I always seem to have a lot of people telling me what I should do. The country girl, for example, would shine a light in my face at a quarter to three in the morning with her marching orders. Scarlet counsels against springtime urges of the blood, though not particularly appealing to reason. Since I am not a very good follower, I usually do not reciprocate by bossing back (or retaliate, in country girl style, or make an incision ą la the lady in crimson), but now I am definitely returning the favor.
And why am I telling you what to do all of the sudden after getting pushed around for so long? Because we are having lots of cool events in our space. We already invited the Museum of Art over to see the Cuban art exhibition, and those who stayed home for spring break were lucky to get bruschetta and even a little black bean concoction, with a nod to Castro, from Cosmo’s on the Southside. And the junior patrons will soon be back on their tour of Avondale.
Our opening reception for the gallery was one of the best parties I was ever in the vicinity of. I had a hard time getting to the food table with all the questions I fielded about Cuban counterintelligence and such, but everyone said the food by George Sarris was fantastic. People were parked at the food table till we threw everyone out, and I barely saved any for Scarlet who first turned her nose up at shellfish, but then had to admit the Aegean-Caribbean Shrimp was delicious. George did the cooking. I just named it and provided the cultural reference, sort of like Anonymous in Now Eat This.
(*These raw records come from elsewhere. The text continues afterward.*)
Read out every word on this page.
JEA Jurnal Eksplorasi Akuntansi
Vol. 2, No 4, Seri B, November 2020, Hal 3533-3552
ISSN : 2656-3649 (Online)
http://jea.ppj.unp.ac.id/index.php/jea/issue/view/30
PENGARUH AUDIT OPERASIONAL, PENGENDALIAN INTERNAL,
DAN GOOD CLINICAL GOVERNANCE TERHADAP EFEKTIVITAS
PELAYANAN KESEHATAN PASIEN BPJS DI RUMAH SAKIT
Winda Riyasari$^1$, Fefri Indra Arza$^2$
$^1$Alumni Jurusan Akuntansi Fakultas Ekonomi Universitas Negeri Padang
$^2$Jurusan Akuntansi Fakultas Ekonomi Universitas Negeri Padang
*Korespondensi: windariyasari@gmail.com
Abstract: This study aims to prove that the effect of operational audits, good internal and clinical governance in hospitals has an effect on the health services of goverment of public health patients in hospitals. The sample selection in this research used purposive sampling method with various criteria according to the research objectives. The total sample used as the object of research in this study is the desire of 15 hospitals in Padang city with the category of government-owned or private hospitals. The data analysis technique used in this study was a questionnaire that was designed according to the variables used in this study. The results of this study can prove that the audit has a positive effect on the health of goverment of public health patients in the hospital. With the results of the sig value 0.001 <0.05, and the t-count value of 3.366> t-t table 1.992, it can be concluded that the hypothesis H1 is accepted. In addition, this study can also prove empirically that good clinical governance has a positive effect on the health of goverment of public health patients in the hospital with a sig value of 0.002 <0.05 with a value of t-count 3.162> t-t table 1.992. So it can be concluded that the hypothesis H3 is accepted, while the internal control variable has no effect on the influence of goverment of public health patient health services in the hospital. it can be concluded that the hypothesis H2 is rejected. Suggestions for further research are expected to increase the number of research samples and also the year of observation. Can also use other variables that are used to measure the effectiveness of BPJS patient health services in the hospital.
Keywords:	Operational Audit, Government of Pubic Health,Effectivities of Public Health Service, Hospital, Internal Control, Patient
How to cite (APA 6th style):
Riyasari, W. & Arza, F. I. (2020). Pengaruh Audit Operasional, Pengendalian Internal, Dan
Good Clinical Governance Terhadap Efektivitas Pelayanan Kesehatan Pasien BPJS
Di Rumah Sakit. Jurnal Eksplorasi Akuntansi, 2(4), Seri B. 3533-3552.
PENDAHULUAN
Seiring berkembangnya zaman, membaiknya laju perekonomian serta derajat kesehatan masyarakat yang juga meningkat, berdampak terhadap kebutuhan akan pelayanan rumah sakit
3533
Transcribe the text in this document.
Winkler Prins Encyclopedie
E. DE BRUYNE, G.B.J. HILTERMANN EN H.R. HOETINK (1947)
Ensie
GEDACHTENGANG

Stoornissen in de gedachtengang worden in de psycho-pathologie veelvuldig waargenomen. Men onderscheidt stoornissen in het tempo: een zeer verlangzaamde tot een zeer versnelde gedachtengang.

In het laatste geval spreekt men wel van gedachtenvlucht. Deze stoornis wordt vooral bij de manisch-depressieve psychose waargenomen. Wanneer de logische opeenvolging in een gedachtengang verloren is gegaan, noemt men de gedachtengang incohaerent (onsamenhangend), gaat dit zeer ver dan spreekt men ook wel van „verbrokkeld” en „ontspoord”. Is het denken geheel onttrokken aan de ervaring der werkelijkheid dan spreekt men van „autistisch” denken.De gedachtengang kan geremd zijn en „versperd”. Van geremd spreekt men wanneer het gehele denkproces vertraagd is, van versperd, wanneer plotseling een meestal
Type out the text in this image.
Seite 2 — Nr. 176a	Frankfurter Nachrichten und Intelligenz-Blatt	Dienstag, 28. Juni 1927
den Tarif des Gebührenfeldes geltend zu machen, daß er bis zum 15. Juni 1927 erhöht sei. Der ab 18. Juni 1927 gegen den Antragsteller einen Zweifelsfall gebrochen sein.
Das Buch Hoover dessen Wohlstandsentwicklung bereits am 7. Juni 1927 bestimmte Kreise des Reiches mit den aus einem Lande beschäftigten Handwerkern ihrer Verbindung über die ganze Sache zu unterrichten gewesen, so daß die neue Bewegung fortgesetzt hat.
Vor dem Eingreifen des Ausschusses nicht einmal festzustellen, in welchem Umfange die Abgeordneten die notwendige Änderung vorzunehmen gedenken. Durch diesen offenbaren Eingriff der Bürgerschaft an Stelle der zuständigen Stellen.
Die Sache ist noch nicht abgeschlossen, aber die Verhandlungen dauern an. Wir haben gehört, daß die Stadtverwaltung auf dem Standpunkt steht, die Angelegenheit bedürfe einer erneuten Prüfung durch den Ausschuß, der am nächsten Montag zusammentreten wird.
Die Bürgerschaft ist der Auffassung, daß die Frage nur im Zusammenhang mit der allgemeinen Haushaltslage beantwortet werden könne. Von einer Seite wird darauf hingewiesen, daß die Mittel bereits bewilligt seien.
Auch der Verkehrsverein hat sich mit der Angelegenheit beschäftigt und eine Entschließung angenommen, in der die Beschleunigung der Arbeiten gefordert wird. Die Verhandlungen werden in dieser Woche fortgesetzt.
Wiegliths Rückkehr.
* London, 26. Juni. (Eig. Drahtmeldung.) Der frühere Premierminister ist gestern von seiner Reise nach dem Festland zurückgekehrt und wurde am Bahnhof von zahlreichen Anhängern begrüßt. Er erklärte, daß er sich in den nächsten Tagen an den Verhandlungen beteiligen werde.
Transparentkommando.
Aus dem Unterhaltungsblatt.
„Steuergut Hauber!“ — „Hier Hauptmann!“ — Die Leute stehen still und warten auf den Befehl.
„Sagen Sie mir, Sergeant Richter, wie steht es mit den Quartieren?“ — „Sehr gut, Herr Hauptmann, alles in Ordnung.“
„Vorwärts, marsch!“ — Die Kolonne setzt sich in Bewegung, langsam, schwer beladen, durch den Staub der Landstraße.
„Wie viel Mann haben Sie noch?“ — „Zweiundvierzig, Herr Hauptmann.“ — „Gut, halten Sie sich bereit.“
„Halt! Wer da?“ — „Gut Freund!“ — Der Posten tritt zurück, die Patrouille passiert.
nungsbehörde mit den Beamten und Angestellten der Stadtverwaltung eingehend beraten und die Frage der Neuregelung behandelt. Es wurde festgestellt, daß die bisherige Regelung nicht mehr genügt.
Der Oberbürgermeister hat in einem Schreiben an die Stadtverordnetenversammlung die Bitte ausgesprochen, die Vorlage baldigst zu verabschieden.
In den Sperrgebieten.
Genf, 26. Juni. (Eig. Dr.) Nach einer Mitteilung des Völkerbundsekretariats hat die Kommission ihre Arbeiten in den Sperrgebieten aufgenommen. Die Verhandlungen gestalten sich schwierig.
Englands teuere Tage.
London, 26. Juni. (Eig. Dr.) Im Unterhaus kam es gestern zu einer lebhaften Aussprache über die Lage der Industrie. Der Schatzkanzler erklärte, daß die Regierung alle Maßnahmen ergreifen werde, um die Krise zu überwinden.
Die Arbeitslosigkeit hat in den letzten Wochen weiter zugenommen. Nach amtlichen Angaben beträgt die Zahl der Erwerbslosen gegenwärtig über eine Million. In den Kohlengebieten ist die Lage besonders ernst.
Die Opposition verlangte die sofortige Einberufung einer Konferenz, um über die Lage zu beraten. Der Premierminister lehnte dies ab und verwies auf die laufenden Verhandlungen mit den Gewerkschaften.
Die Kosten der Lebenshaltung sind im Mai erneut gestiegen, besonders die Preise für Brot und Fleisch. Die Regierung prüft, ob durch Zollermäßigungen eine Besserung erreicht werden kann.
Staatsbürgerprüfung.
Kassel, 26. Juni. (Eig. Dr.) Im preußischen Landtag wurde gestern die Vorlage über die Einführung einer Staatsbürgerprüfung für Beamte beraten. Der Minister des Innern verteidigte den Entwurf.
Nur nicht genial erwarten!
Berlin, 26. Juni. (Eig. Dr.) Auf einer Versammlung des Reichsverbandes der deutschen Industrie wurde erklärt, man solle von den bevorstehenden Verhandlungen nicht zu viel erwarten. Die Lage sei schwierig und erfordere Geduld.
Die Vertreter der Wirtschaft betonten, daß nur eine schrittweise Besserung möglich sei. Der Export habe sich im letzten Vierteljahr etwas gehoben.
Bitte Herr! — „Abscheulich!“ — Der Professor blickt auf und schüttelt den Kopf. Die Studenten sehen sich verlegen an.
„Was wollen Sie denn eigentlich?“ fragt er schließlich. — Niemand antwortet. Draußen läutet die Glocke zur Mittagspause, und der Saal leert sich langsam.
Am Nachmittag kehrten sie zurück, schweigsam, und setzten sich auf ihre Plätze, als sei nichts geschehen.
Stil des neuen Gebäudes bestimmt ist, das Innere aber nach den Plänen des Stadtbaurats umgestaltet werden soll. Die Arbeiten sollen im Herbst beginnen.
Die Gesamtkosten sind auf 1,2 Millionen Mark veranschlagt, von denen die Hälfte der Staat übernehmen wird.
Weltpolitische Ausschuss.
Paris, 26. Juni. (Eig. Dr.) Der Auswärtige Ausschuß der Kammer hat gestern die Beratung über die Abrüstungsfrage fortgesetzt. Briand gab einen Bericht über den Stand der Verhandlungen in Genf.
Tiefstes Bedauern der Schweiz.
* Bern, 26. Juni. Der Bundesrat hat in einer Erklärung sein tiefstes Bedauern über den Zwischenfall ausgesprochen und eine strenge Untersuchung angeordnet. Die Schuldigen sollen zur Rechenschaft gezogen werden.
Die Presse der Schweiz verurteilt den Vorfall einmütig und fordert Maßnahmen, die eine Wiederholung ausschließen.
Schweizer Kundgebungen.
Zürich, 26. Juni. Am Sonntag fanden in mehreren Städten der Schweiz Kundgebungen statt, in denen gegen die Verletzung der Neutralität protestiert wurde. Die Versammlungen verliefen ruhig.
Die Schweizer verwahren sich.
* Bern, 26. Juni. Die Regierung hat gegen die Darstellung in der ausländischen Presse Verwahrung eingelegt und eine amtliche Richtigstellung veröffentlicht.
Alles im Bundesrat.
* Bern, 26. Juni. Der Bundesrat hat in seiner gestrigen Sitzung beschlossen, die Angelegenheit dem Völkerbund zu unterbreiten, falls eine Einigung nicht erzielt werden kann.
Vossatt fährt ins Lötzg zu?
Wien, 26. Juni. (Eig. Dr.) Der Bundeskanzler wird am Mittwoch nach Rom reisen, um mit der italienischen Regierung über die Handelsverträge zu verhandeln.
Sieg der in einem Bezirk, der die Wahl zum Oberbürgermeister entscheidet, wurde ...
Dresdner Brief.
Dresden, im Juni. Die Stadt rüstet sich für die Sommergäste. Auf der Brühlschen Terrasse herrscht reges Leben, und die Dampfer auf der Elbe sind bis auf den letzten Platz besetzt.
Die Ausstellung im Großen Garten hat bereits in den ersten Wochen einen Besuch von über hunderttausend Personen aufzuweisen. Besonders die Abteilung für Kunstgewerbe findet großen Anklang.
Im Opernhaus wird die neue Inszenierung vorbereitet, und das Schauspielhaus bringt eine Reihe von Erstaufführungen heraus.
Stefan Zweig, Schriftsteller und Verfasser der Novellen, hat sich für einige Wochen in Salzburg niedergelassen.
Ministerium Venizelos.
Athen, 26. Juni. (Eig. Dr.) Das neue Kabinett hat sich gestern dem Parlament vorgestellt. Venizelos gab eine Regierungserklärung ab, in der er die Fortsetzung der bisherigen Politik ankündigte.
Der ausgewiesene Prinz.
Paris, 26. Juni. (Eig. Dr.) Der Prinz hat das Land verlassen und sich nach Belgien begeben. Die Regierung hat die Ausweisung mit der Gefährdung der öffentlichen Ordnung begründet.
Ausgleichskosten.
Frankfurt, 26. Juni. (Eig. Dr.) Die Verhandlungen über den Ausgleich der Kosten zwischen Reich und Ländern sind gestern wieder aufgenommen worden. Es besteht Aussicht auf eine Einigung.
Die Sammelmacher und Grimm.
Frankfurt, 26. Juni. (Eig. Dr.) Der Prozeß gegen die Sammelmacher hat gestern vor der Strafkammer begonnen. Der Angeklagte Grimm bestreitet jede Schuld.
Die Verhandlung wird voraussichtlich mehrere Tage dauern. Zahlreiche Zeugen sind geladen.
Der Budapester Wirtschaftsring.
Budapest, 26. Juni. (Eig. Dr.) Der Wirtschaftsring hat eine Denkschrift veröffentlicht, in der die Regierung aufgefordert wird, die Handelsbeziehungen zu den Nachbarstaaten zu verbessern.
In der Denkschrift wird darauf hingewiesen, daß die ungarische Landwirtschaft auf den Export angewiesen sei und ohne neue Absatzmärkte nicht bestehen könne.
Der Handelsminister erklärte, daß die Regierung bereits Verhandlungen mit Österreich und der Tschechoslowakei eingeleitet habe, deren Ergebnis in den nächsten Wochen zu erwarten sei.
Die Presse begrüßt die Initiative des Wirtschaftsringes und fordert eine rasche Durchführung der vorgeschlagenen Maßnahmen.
And Shirley Osband from the UAB Department of Art and Art History came over one Saturday and gave an insightful talk to the artistic faithful who braved the beautiful spring weather to spend an hour inside a gallery. The subject of the gallery talk was Dick Jemison’s Ancestors sculpture, the same work you have seen on the streets of Avondale tying up traffic though yielding to ambulances. And Dr. Osband tied Jemison’s focus on the process of how tribes make their totems to José Bedia’s transcultural references to the spiritual nature of his artistic subjects. You can hardly beat that for a mind-bender, unless you try to solve one of the mental puzzles of Vladimir de Leon, or make concrete the ethereal ancient cities and sculptures of Olimpia Ortiz. You might have better luck with the tropical palette and animistic half-human creatures undergoing single-cell division of Carlos del Toro. More in Instudio.
I am talking, of course, about the artwork that surrounds all our gatherings. This time it’s from Cuba, the exhibition called EN CADA BARRIO REVOLUCIÓN. Who knows where we will transport you to next. It might even be somewhere exotic you have never been in Alabama.
If you are lucky, in fact, on Friday the 13th you will be in our gallery/ event space eating oxtail stew, baked chicken with rice and gravy, collards with hamhocks, sautéed squash and onion, blackberry and peach cobblers washed down with Arnold Palmers. And of course I could not resist throwing in some wine, a lighter rosé since Reverend Shuttlesworth was not a big wine drinker and stuck to the sweet stuff. And Charlie Yeates threw in some wine too on behalf of International when I didn’t even ask him to. That is because most people pay great honor to the person whose birthday we are celebrating, as well they should. You can get all the information at www.bhamweekly.com since we are doing all we can to invite you to our website.
That’s right, I almost forgot that the April 13 dinner is in honor of the late Reverend Fred Shuttlesworth. The occasion is the first anniversary of his birthday since this great man’s passing. It would have been his 90th. Not everyone agreed with Rev. Shuttlesworth, certainly not in the 1960s, but whatever you believe you have to respect someone who has the courage to put his life on the line for his convictions, suffer beatings, and everything else Birmingham served up at the time.
Serving oxtail stew sounds much better. What a great occasion to chow down on some hamhocks, and raise money for scholarships to promising youth leaders from the Shuttlesworth Foundation. With any luck, getting beat over the head will not be the test of their mettle. Friday the 13th should help with that.
We have so much going on, we even brought someone special to attend to all these affairs. The mythical Scarlet fought for it briefly before her attention lighted elsewhere, so now Helen Catherine Smith is coordinating all our events. That is far, far better than me, to paraphrase Dickens, as I am sure even the country girl will agree, but I let’s hope she does not try to give Helen Catherine the same kind of directions at a quarter to three. Now that I would like to see!